Kasım 2016’dan beri tutuklu bulunduğu Edirne Cezaevi’nden avukatları aracılığıyla Artı Gerçek’e yazan Demirtaş, önümüzdeki ilk seçimlerin sonucunda HDP seçmeninin davranışının belirleyici olacağını ifade etti.
“Sanırım bu görüşe katılmayan yoktur” diyen Demirtaş şöyle devam etti: “Elbette bu durum, HDP seçmenlerinin oyunu diğer seçmenlerin oylarından daha değerli kılmaz. Bununla birlikte, HDP’nin ittifaklar dışı konumlanması onun stratejik önemini artırmıştır. AKP-MHP blokunun HDP’ye ve HDP üzerinden diğer muhalefete bunca ölçüsüz, ahlaksız, sınırsız saldırmasının nedeni de budur.”
Demirtaş, HDP’nin 2019 yerel seçimlerindeki stratejisini şöyle hatırlattı: “Yerel seçimlerde HDP, millet ittifakının içinde değildi, halen de değil. Dolayısıyla millet ittifakının hiçbir belediye başkanı adayı HDP’li değildi ya CHP’liydiler ya da İYİ Partili. HDP o dönemde ne yaptı? CHP’li adayları dışarıdan destekleme kararı aldı ve o adaylara kazandırdı. İYİ Partili adaylara karşı da kendi adayını çıkardı.”
“Aynı denklem cumhurbaşkanlığı seçimi için de geçerli” diyen Demirtaş’ın bunu şöyle anlattı:
“Meclis seçimlerine HDP zaten parti olarak tek başına gireceğini açıkladı. Cumhurbaşkanlığı seçiminde ise HDP’liler muhalefetin ortak adayına oy versinler diye Erdoğan, Bahçeli ve şürekaları her gün HDP’li seçmenleri motive etmeyi sürdürüyor.
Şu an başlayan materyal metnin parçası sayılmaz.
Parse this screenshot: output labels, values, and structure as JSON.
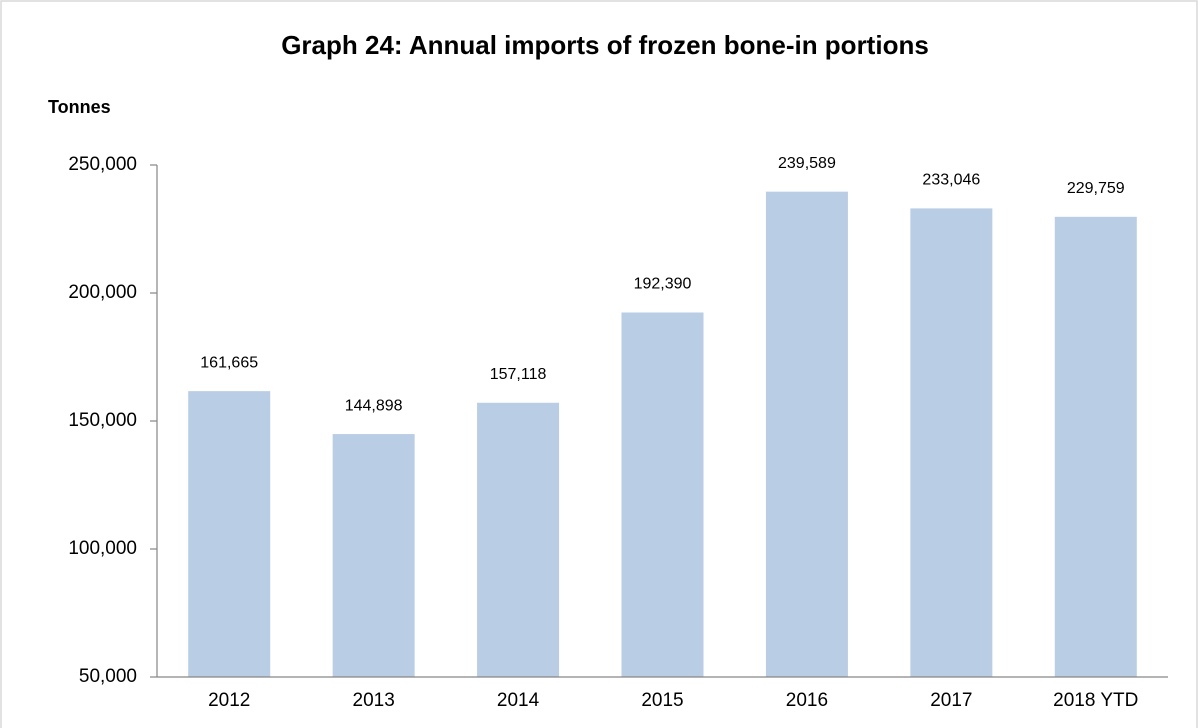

Ve evet, bu basit denklemi bile çözebilecek kadar akıldan ve ferasetten yoksunlar. Cumhur ittifakı, HDP’ye bu kadar hukuksuz, ahlaksız saldırıları sürdürerek kazanacağını sanıyorsa fena halde yanılıyor.
Sonuç olarak HDP de seçmenleri de Türkiye’de gerçek bir huzur, uzlaşı, demokrasi ortamı istiyorlar. Eşitçe ve özgürce, bir arada yaşayalım diyorlar. Seçimlerde partilerinin yanında çelikten bir irade gibi durmaya devam edeceklerinden kuşkum yok. Cumhurbaşkanlığı seçimleri için ise ne yapacaklarını şimdilik bilemiyoruz ama ne yapmayacaklarını çok iyi biliyoruz, aptallık etmeyecekler. Her zamanki gibi akılla ve vicdanla hareket edecekler.”
Demirtaş yazısının sonuna şu notu düştü: “Tüm Bilal’lerden özür dileyerek tane tane anlattım, daha ne yapayım?”